Loading Data to Tables

This tutorial will guide you through uploading data files and loading them into your DataCovey tables using batch load jobs. You'll learn how to prepare your data, configure load options, monitor job progress, and handle errors.

Prerequisites

A DataCovey account with appropriate permissions
A table created in DataCovey (see Getting Started if you need to create one)
A data file in a supported format (CSV, JSON, Avro, Parquet, or ORC)

Introduction

Load jobs allow you to upload data files and import them into DataCovey tables efficiently. This is the recommended way to:

Initial data import: Load your first dataset into a new table
Bulk updates: Add large amounts of data to existing tables
Data backfills: Import historical data in batches
Regular data refreshes: Update tables with new data files

Load jobs are processed asynchronously by DataCovey, making them ideal for large files. You can monitor job progress in real-time and receive notifications when jobs complete.

Supported File Formats

DataCovey supports the following file formats for load jobs:

CSV: Comma-separated values (.csv)
JSON: Newline-delimited JSON (.json, .ndjson, .jsonl)
AVRO: Apache Avro format (.avro)
PARQUET: Apache Parquet format (.parquet, .pqt)
ORC: Optimized Row Columnar format (.orc)

File Size Limits

Maximum file size: 100MB for direct upload
For larger files, consider using the presigned URL upload method (available via API)

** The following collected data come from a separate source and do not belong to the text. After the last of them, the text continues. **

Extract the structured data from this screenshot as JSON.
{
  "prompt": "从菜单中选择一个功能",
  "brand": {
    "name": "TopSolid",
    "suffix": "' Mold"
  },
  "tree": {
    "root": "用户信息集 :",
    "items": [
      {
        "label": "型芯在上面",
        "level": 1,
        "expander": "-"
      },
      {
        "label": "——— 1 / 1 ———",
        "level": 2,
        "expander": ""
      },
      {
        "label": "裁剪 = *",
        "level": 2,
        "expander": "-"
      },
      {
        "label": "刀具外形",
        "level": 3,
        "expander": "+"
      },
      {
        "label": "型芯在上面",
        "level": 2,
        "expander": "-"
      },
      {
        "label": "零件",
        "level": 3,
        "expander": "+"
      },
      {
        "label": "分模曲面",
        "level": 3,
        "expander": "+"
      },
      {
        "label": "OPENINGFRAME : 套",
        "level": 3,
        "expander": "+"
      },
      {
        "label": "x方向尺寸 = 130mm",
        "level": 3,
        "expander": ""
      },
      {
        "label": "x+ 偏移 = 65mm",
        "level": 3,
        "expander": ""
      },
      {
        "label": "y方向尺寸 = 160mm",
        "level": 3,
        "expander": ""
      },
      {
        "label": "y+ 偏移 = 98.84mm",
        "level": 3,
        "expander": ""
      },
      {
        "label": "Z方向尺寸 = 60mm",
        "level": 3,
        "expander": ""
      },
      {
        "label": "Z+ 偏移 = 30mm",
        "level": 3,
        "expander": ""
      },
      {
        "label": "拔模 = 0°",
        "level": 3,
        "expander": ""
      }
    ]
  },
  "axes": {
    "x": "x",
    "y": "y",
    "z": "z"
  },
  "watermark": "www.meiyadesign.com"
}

Step 1: Prepare Your Data File

Before uploading, ensure your data file meets these requirements:

Format Requirements

CSV files:

First row should contain column headers (optional but recommended)
Use commas as delimiters
Enclose values containing commas in quotes
Use UTF-8 encoding

JSON files (newline-delimited):

Each line must be a valid JSON object
Each object should represent one row

Example format:

{"user_id": "123", "email": "user@example.com", "amount": 100.50}
{"user_id": "456", "email": "user2@example.com", "amount": 200.75}

Avro, Parquet, ORC files:

Must be valid files in their respective formats
Schema should match or be compatible with the target table schema

Data Validation

Ensure data types match the table schema
Required fields (REQUIRED mode) must have values
Date and timestamp formats should match DataCovey expectations
Numeric values should be valid numbers

Step 2: Upload Data to a Table

There are two ways to upload data:

Method 1: Direct Upload (Recommended for files < 100MB)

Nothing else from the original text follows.